Histone deacetylases (HDACs) represent novel molecular targets for the treatment of various types of cancers, including multiple myeloma (MM). Many HDAC inhibitors have already shown remarkable antitumor activities in the preclinical setting; however, their clinical utility is limited because of unfavorable toxicities associated with their broad range HDAC inhibitory effects. Isoform-selective HDAC inhibition may allow for MM cytotoxicity without attendant side effects. In this study, we demonstrated that HDAC3 knockdown and a small-molecule HDAC3 inhibitor BG45 trigger significant MM cell growth inhibition via apoptosis, evidenced by caspase and poly (ADP-ribose) polymerase cleavage. Importantly, HDAC3 inhibition downregulates phosphorylation (tyrosine 705 and serine 727) of signal transducers and activators of transcription 3 (STAT3).
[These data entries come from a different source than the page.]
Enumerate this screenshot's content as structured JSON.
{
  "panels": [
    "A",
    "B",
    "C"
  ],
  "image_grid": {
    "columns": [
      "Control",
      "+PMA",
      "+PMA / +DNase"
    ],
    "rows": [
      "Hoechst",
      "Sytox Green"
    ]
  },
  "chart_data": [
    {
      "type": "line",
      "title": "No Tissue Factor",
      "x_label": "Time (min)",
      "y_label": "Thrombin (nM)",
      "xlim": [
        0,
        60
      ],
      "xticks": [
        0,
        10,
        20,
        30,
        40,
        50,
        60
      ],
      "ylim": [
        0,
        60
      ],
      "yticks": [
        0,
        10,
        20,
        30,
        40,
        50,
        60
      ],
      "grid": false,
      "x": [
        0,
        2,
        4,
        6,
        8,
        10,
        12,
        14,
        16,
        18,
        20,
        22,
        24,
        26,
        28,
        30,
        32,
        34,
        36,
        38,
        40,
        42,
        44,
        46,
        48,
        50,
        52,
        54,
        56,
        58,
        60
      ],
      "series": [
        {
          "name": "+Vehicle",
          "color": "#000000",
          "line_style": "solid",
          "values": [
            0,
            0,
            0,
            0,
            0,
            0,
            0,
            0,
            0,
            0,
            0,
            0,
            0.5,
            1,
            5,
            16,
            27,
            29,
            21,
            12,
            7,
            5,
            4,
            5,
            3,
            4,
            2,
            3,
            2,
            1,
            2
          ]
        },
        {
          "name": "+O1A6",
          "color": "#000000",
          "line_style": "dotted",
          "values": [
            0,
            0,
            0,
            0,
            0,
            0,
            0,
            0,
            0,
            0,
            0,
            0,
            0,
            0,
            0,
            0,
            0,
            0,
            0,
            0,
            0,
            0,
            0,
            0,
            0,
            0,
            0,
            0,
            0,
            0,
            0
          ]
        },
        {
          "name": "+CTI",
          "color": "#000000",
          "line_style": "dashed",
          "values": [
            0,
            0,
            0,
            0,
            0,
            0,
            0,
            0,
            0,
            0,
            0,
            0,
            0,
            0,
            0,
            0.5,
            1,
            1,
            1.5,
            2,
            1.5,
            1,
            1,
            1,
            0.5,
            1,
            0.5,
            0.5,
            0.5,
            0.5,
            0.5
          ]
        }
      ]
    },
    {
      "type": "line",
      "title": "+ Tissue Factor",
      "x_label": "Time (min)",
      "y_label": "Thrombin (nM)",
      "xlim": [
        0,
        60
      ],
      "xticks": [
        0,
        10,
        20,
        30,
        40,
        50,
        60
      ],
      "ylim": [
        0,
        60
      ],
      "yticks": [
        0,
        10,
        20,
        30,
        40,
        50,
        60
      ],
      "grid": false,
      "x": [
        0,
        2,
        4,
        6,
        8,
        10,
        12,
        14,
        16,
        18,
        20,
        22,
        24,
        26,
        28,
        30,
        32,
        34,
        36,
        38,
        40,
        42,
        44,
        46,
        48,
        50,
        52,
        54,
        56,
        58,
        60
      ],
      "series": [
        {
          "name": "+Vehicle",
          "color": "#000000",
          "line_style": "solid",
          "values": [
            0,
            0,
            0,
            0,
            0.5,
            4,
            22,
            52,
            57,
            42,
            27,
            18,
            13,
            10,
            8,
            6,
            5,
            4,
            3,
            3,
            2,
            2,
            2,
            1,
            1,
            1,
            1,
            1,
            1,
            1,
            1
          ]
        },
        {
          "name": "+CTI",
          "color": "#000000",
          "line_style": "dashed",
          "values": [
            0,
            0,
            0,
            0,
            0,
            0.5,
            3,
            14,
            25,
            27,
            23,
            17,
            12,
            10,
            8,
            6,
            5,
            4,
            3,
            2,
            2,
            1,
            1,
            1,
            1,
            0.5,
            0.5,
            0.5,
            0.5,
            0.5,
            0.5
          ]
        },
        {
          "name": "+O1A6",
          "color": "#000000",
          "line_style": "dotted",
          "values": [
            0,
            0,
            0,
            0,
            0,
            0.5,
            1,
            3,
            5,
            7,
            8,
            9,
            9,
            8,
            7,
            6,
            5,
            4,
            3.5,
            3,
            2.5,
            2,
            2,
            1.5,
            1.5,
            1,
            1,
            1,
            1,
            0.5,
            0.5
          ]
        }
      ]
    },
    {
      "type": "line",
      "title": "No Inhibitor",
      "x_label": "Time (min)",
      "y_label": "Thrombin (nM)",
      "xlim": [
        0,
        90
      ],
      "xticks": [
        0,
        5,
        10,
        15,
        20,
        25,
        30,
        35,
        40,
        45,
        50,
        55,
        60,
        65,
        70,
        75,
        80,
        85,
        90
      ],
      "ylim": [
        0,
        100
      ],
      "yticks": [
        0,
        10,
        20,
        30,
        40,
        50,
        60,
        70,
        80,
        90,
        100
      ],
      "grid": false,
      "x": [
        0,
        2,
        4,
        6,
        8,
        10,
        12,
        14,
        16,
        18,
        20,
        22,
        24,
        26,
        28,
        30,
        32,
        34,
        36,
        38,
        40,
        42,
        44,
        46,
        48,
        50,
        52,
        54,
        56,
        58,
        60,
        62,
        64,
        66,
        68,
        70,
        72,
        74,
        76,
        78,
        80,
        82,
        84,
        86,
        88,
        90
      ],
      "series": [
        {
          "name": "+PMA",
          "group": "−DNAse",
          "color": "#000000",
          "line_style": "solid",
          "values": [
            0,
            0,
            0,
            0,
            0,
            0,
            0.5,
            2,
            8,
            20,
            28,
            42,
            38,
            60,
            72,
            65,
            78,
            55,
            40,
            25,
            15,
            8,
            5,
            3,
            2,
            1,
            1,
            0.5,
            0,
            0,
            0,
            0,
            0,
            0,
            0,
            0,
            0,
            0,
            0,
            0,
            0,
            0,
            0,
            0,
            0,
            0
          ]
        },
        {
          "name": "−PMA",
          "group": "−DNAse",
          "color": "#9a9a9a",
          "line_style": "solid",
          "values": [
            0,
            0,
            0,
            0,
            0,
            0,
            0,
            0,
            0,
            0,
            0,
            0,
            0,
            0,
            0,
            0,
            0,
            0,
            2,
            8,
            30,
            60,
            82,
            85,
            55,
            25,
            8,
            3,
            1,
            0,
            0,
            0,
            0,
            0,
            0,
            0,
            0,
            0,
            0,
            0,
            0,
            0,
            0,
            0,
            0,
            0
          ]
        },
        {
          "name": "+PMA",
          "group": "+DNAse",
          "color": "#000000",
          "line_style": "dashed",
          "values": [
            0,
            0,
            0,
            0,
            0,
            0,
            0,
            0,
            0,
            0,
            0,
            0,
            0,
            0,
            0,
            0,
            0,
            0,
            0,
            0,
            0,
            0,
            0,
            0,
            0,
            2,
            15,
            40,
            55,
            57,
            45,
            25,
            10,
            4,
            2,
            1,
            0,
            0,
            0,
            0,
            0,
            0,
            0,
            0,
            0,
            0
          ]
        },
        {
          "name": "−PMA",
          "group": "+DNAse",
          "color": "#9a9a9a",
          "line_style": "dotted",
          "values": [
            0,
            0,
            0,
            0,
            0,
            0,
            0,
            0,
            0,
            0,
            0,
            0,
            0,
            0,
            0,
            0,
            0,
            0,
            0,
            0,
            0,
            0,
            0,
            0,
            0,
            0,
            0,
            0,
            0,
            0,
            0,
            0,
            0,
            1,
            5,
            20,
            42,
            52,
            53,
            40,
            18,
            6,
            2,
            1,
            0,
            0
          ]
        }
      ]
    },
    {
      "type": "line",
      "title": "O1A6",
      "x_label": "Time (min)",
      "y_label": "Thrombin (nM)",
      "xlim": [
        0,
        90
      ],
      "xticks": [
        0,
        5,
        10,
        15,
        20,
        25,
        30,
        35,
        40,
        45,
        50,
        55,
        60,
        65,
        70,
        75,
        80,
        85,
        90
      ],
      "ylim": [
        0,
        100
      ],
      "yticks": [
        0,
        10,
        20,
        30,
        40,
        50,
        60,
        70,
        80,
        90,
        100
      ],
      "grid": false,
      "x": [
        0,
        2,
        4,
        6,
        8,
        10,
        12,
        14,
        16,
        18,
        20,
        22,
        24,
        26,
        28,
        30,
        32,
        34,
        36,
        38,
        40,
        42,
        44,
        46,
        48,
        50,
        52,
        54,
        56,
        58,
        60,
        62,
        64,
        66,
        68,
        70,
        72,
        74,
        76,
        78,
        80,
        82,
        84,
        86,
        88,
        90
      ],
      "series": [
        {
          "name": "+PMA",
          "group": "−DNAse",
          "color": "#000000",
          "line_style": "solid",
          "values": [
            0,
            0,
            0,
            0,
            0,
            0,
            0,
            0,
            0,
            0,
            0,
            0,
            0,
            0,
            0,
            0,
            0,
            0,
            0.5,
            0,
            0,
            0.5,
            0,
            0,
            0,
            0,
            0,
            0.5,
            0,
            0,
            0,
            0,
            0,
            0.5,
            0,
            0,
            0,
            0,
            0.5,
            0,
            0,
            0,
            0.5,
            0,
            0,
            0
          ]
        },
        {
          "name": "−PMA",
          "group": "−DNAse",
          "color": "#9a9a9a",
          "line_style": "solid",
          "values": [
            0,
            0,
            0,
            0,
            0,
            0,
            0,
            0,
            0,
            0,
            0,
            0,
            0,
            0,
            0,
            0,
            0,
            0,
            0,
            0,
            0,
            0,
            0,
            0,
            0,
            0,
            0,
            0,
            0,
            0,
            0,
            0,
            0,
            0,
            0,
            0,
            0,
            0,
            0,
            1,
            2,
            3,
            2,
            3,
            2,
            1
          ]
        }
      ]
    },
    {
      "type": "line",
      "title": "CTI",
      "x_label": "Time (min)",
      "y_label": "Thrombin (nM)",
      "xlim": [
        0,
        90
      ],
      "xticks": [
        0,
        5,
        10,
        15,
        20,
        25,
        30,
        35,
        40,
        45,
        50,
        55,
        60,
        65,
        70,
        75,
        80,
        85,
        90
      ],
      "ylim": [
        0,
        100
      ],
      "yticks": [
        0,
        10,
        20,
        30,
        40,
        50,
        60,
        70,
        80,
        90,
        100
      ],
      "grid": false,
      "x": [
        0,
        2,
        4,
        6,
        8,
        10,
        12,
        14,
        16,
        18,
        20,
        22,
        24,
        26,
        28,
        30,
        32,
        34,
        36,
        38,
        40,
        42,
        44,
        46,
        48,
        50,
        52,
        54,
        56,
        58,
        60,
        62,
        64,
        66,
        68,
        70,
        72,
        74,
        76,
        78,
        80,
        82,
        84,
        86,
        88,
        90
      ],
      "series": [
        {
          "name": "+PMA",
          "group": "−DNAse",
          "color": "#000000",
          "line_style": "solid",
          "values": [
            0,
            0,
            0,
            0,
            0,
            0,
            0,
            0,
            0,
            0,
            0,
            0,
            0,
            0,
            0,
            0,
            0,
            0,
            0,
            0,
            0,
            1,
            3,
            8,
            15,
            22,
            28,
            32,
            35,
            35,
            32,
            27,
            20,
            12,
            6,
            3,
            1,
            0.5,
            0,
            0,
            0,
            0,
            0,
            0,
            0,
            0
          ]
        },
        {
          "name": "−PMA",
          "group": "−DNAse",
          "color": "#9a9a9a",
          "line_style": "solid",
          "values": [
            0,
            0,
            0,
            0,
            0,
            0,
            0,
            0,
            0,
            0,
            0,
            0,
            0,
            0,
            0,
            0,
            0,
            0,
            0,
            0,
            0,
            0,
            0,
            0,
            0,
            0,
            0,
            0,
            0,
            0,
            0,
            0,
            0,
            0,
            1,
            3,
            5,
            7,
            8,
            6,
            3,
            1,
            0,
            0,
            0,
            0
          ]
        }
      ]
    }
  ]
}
Neither interleukin-6 nor bone marrow stromal cells overcome this inhibitory effect of HDAC3 inhibition on phospho-STAT3 and MM cell growth. Moreover, HDAC3 inhibition also triggers hyperacetylation of STAT3, suggesting crosstalk signaling between phosphorylation and acetylation of STAT3. Importantly, inhibition of HDAC3, but not HDAC1 or 2, significantly enhances bortezomib-induced cytotoxicity. Finally, we confirm that BG45 alone and in combination with bortezomib trigger significant tumor growth inhibition in vivo in a murine xenograft model of human MM. Our results indicate that HDAC3 represents a promising therapeutic target, and validate a prototype novel HDAC3 inhibitor BG45 in MM.